Nell'armonioso oratorio di Gaffi trionfa «La forza del divino amore»
domenica 10 gennaio 2010
Armato di una matita tagliente come una lama e di un'arguta vena umoristica, il pittore Pier Leone Ghezzi ci ha regalato alcune tra le più brillanti caricature dei maggiori protagonisti della musica italiana settecentesca, come il grottesco profilo di Vivaldi ormai passato alla storia. Il suo disegno dedicato a Tommaso Bernardo Gaffi (1667-1744) risulta addirittura l'unica immagine del compositore romano a noi giunta e le poche parole apposte in calce dallo stesso Ghezzi ce ne restituiscono un breve e scanzonato ritratto artistico-biografico: «Il signor Bernardo Gaffi, allievo del signor Bernardo Pasquini, bravissimo sonator di cembalo et anche un uomo assai timorato di Dio, et un santarello».
Organista, clavicembalista e compositore conteso nei salotti dell'alta nobiltà porporata e secolare della città eterna, Gaffi fu attivo presso le più importanti istituzioni religiose romane dell'epoca " da Santa Maria Maggiore alla Chiesa del Gesù ", ma di lui oggi ben poco si riesce a rintracciare su testi e manuali. Più dell'ironia e dell'oblio può però la sua musica, tutta da riscoprire e da ascoltare, come ci invita a fare la prima registrazione assoluta " realizzata dall'ensemble Pian & Forte diretto da Antonio Frigé " dell'oratorio La forza del divino amore, scritto nel 1690 e incentrato su un episodio della vita di santa Teresa d'Avila (qui interpretata dal soprano Marivì Blasco), che insieme con l'amato fratello Rodrigo (il basso Sergio Foresti) viene invitata dall'Amor Divino (il soprano Leona Peleskova) a partire in missione per l'Africa (cd pubblicato nel 2004 dall'etichetta inglese Chandos e ora nuovamente distribuito da Sound and Music).

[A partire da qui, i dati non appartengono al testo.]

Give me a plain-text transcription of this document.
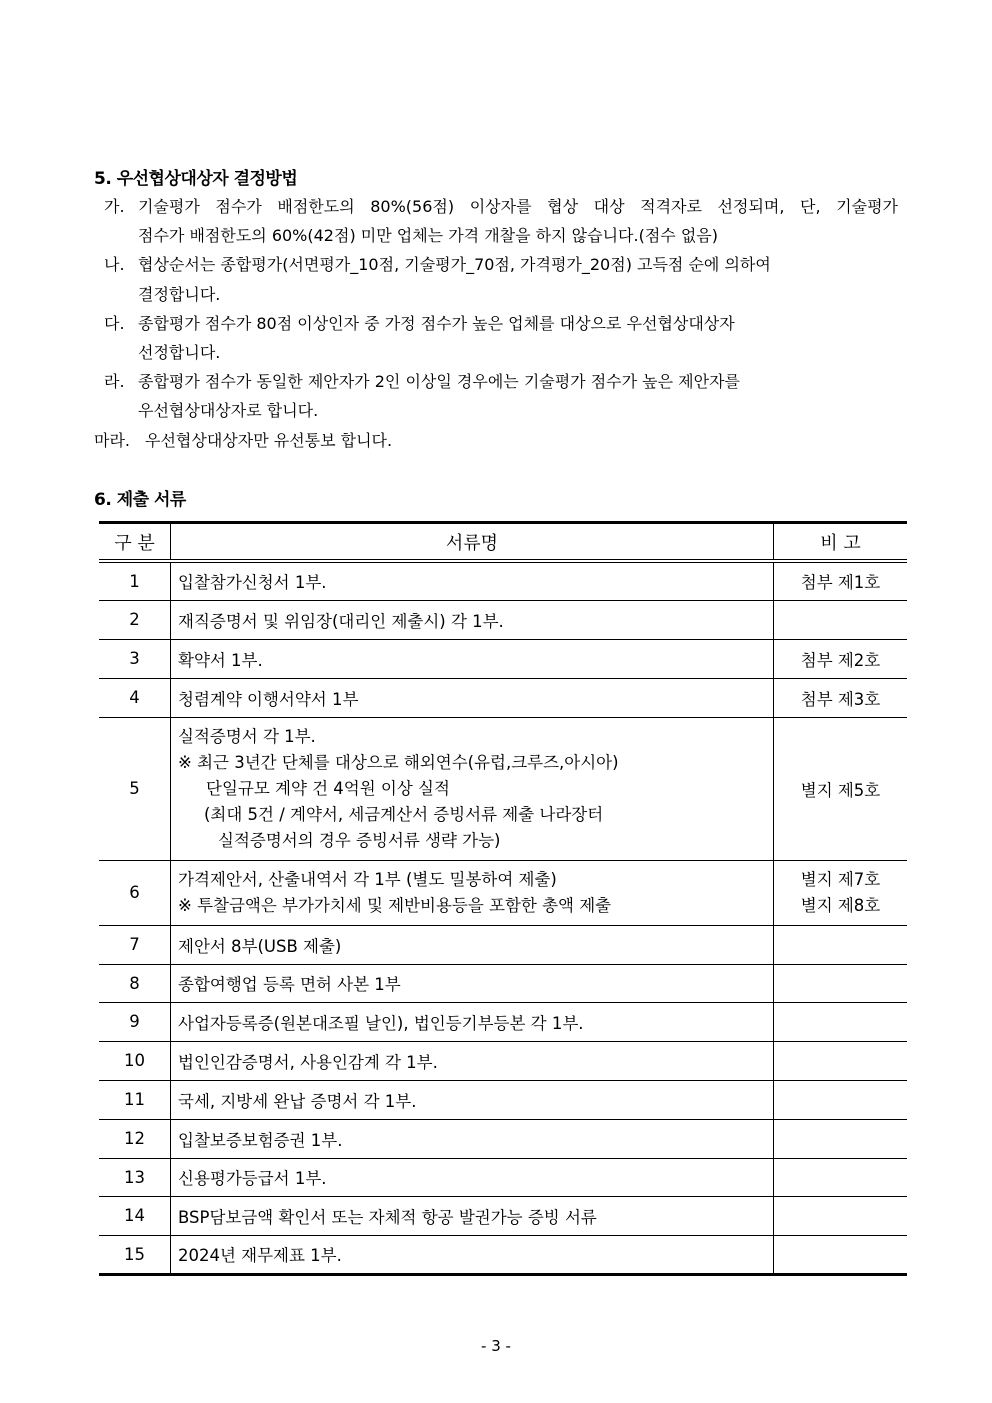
5. 우선협상대상자 결정방법
가. 기술평가 점수가 배점한도의 80%(56점) 이상자를 협상 대상 적격자로 선정되며, 단, 기술평가
점수가 배점한도의 60%(42점) 미만 업체는 가격 개찰을 하지 않습니다.(점수 없음)
나. 협상순서는 종합평가(서면평가_10점, 기술평가_70점, 가격평가_20점) 고득점 순에 의하여
결정합니다.
다. 종합평가 점수가 80점 이상인자 중 가정 점수가 높은 업체를 대상으로 우선협상대상자
선정합니다.
라. 종합평가 점수가 동일한 제안자가 2인 이상일 경우에는 기술평가 점수가 높은 제안자를
우선협상대상자로 합니다.
마라. 우선협상대상자만 유선통보 합니다.
6. 제출 서류
구 분	서류명	비 고
1	입찰참가신청서 1부.	첨부 제1호
2	재직증명서 및 위임장(대리인 제출시) 각 1부.	
3	확약서 1부.	첨부 제2호
4	청렴계약 이행서약서 1부	첨부 제3호
5	실적증명서 각 1부.
※ 최근 3년간 단체를 대상으로 해외연수(유럽,크루즈,아시아)
단일규모 계약 건 4억원 이상 실적
(최대 5건 / 계약서, 세금계산서 증빙서류 제출 나라장터
실적증명서의 경우 증빙서류 생략 가능)	별지 제5호
6	가격제안서, 산출내역서 각 1부 (별도 밀봉하여 제출)
※ 투찰금액은 부가가치세 및 제반비용등을 포함한 총액 제출	별지 제7호
별지 제8호

7	제안서 8부(USB 제출)	
8	종합여행업 등록 면허 사본 1부	
9	사업자등록증(원본대조필 날인), 법인등기부등본 각 1부.	
10	법인인감증명서, 사용인감계 각 1부.	
11	국세, 지방세 완납 증명서 각 1부.	
12	입찰보증보험증권 1부.	
13	신용평가등급서 1부.	
14	BSP담보금액 확인서 또는 자체적 항공 발권가능 증빙 서류	
15	2024년 재무제표 1부.	
- 3 -
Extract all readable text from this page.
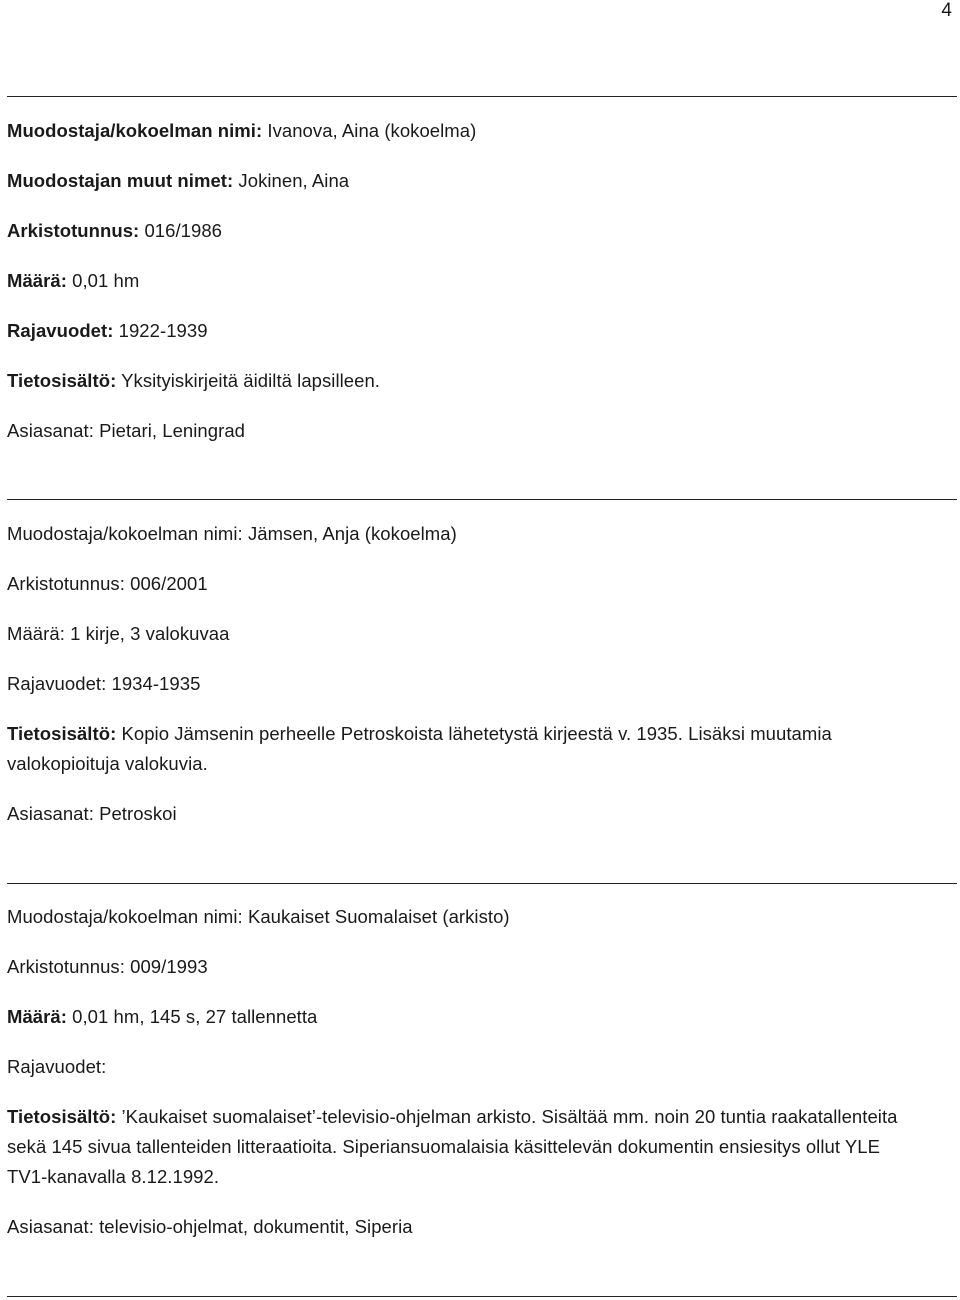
4
Muodostaja/kokoelman nimi: Ivanova, Aina (kokoelma)
Muodostajan muut nimet: Jokinen, Aina
Arkistotunnus: 016/1986
Määrä: 0,01 hm
Rajavuodet: 1922-1939
Tietosisältö: Yksityiskirjeitä äidiltä lapsilleen.
Asiasanat: Pietari, Leningrad
Muodostaja/kokoelman nimi: Jämsen, Anja (kokoelma)
Arkistotunnus: 006/2001
Määrä: 1 kirje, 3 valokuvaa
Rajavuodet: 1934-1935
Tietosisältö: Kopio Jämsenin perheelle Petroskoista lähetetystä kirjeestä v. 1935. Lisäksi muutamia valokopioituja valokuvia.
Asiasanat: Petroskoi
Muodostaja/kokoelman nimi: Kaukaiset Suomalaiset (arkisto)
Arkistotunnus: 009/1993
Määrä: 0,01 hm, 145 s, 27 tallennetta
Rajavuodet:
Tietosisältö: ’Kaukaiset suomalaiset’-televisio-ohjelman arkisto. Sisältää mm. noin 20 tuntia raakatallenteita sekä 145 sivua tallenteiden litteraatioita. Siperiansuomalaisia käsittelevän dokumentin ensiesitys ollut YLE TV1-kanavalla 8.12.1992.
Asiasanat: televisio-ohjelmat, dokumentit, Siperia
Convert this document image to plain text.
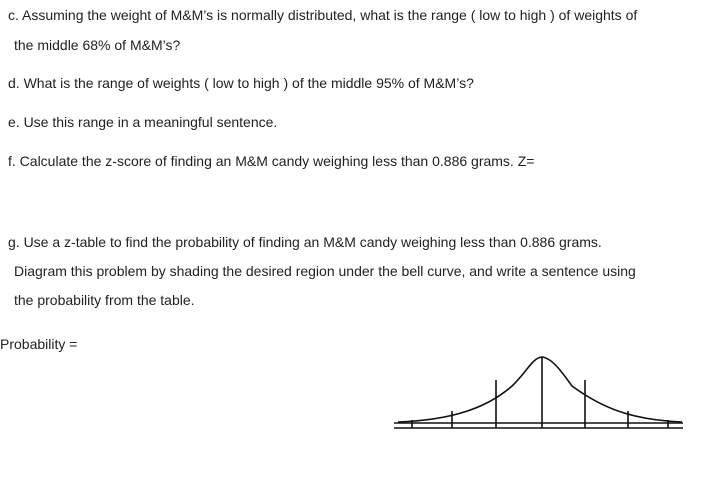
c. Assuming the weight of M&M’s is normally distributed, what is the range ( low to high ) of weights of
the middle 68% of M&M’s?
d. What is the range of weights ( low to high ) of the middle 95% of M&M’s?
e. Use this range in a meaningful sentence.
f. Calculate the z-score of finding an M&M candy weighing less than 0.886 grams. Z=
g. Use a z-table to find the probability of finding an M&M candy weighing less than 0.886 grams.
Diagram this problem by shading the desired region under the bell curve, and write a sentence using
the probability from the table.
Probability =
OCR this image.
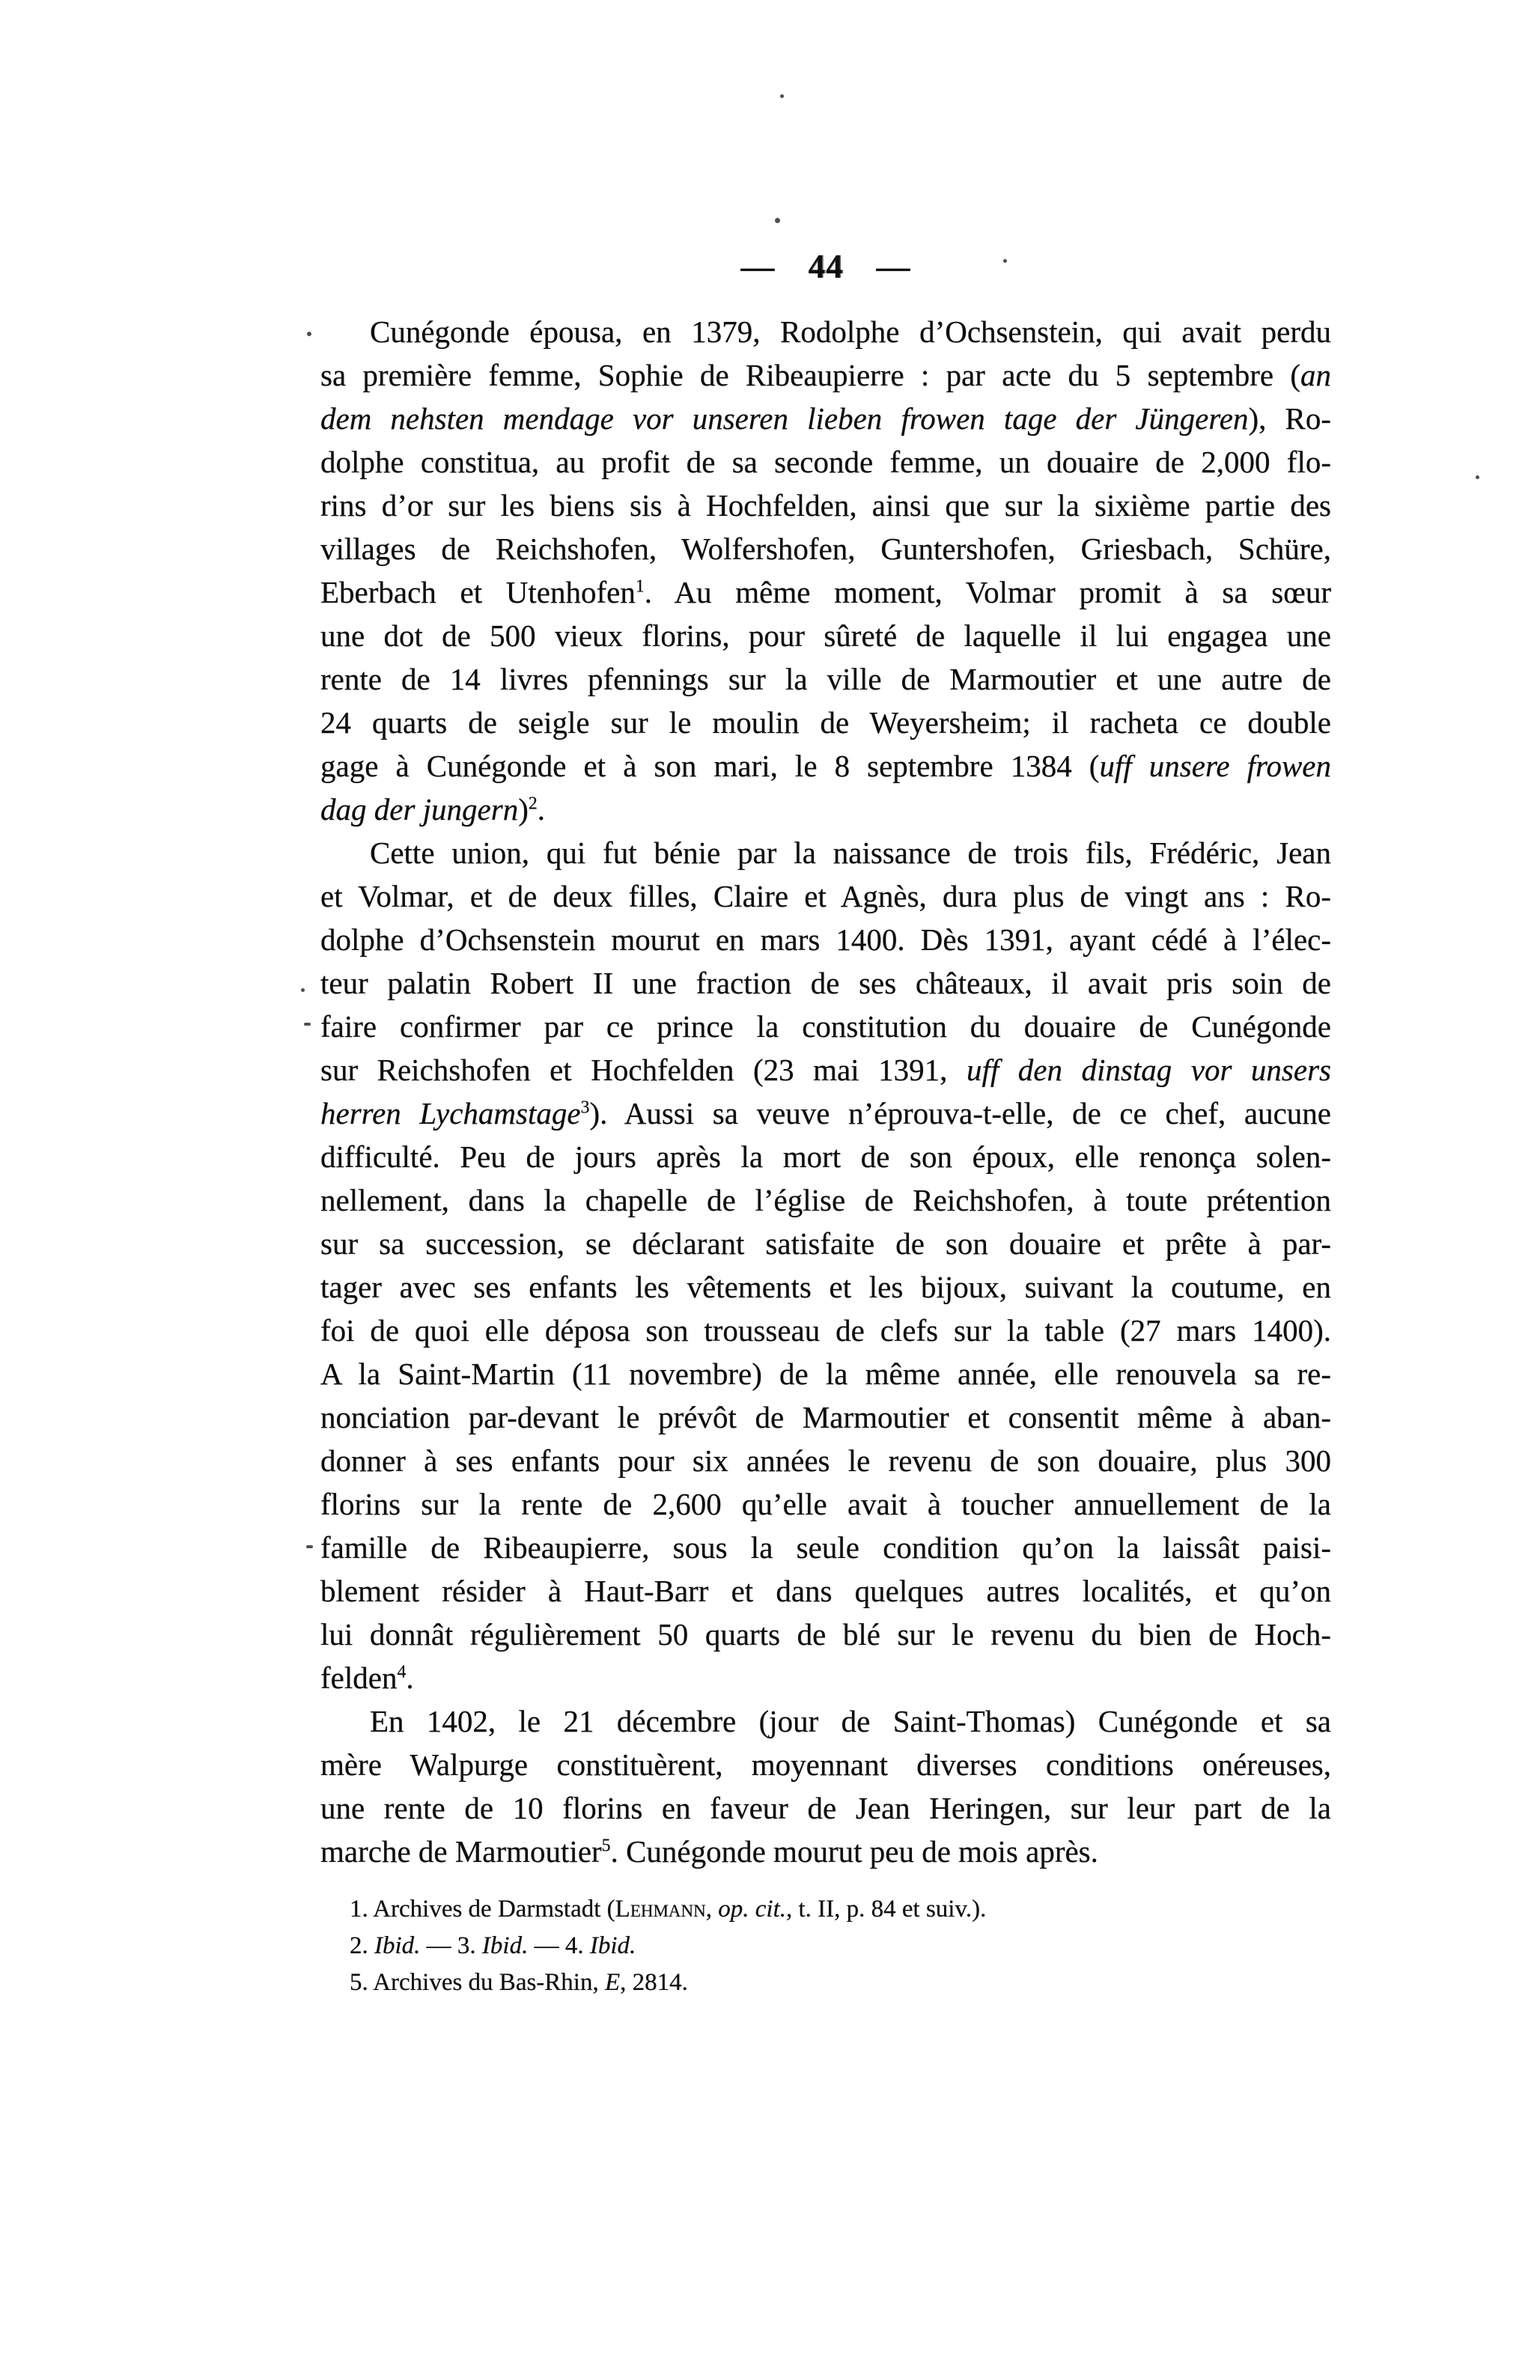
— 44 —
Cunégonde épousa, en 1379, Rodolphe d’Ochsenstein, qui avait perdu
sa première femme, Sophie de Ribeaupierre : par acte du 5 septembre (an
dem nehsten mendage vor unseren lieben frowen tage der Jüngeren), Ro-
dolphe constitua, au profit de sa seconde femme, un douaire de 2,000 flo-
rins d’or sur les biens sis à Hochfelden, ainsi que sur la sixième partie des
villages de Reichshofen, Wolfershofen, Guntershofen, Griesbach, Schüre,
Eberbach et Utenhofen$^1$. Au même moment, Volmar promit à sa sœur
une dot de 500 vieux florins, pour sûreté de laquelle il lui engagea une
rente de 14 livres pfennings sur la ville de Marmoutier et une autre de
24 quarts de seigle sur le moulin de Weyersheim; il racheta ce double
gage à Cunégonde et à son mari, le 8 septembre 1384 (uff unsere frowen
dag der jungern)$^2$.
Cette union, qui fut bénie par la naissance de trois fils, Frédéric, Jean
et Volmar, et de deux filles, Claire et Agnès, dura plus de vingt ans : Ro-
dolphe d’Ochsenstein mourut en mars 1400. Dès 1391, ayant cédé à l’élec-
teur palatin Robert II une fraction de ses châteaux, il avait pris soin de
faire confirmer par ce prince la constitution du douaire de Cunégonde
sur Reichshofen et Hochfelden (23 mai 1391, uff den dinstag vor unsers
herren Lychamstage$^3$). Aussi sa veuve n’éprouva-t-elle, de ce chef, aucune
difficulté. Peu de jours après la mort de son époux, elle renonça solen-
nellement, dans la chapelle de l’église de Reichshofen, à toute prétention
sur sa succession, se déclarant satisfaite de son douaire et prête à par-
tager avec ses enfants les vêtements et les bijoux, suivant la coutume, en
foi de quoi elle déposa son trousseau de clefs sur la table (27 mars 1400).
A la Saint-Martin (11 novembre) de la même année, elle renouvela sa re-
nonciation par-devant le prévôt de Marmoutier et consentit même à aban-
donner à ses enfants pour six années le revenu de son douaire, plus 300
florins sur la rente de 2,600 qu’elle avait à toucher annuellement de la
famille de Ribeaupierre, sous la seule condition qu’on la laissât paisi-
blement résider à Haut-Barr et dans quelques autres localités, et qu’on
lui donnât régulièrement 50 quarts de blé sur le revenu du bien de Hoch-
felden$^4$.
En 1402, le 21 décembre (jour de Saint-Thomas) Cunégonde et sa
mère Walpurge constituèrent, moyennant diverses conditions onéreuses,
une rente de 10 florins en faveur de Jean Heringen, sur leur part de la
marche de Marmoutier$^5$. Cunégonde mourut peu de mois après.
1. Archives de Darmstadt (Lehmann, op. cit., t. II, p. 84 et suiv.).
2. Ibid. — 3. Ibid. — 4. Ibid.
5. Archives du Bas-Rhin, E, 2814.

Forgiata sul modello formale della cantata da camera italiana, con la sua caratteristica alternanza tra arie e recitativi, la partitura si declina tra il piglio "guerresco" della sezione iniziale, con una vera e propria "chiamata alle armi" al servizio del Signore, e il clima maggiormente meditativo e contemplativo della seconda parte, dove Gaffi incastona alcune perle di rara bellezza " come gli incantevoli duetti "O quanto soavi" e "Van piacer" " e dispensa il meglio di una sapiente scrittura perfettamente plasmata sugli artifici retorici del più raffinato stile musicale barocco.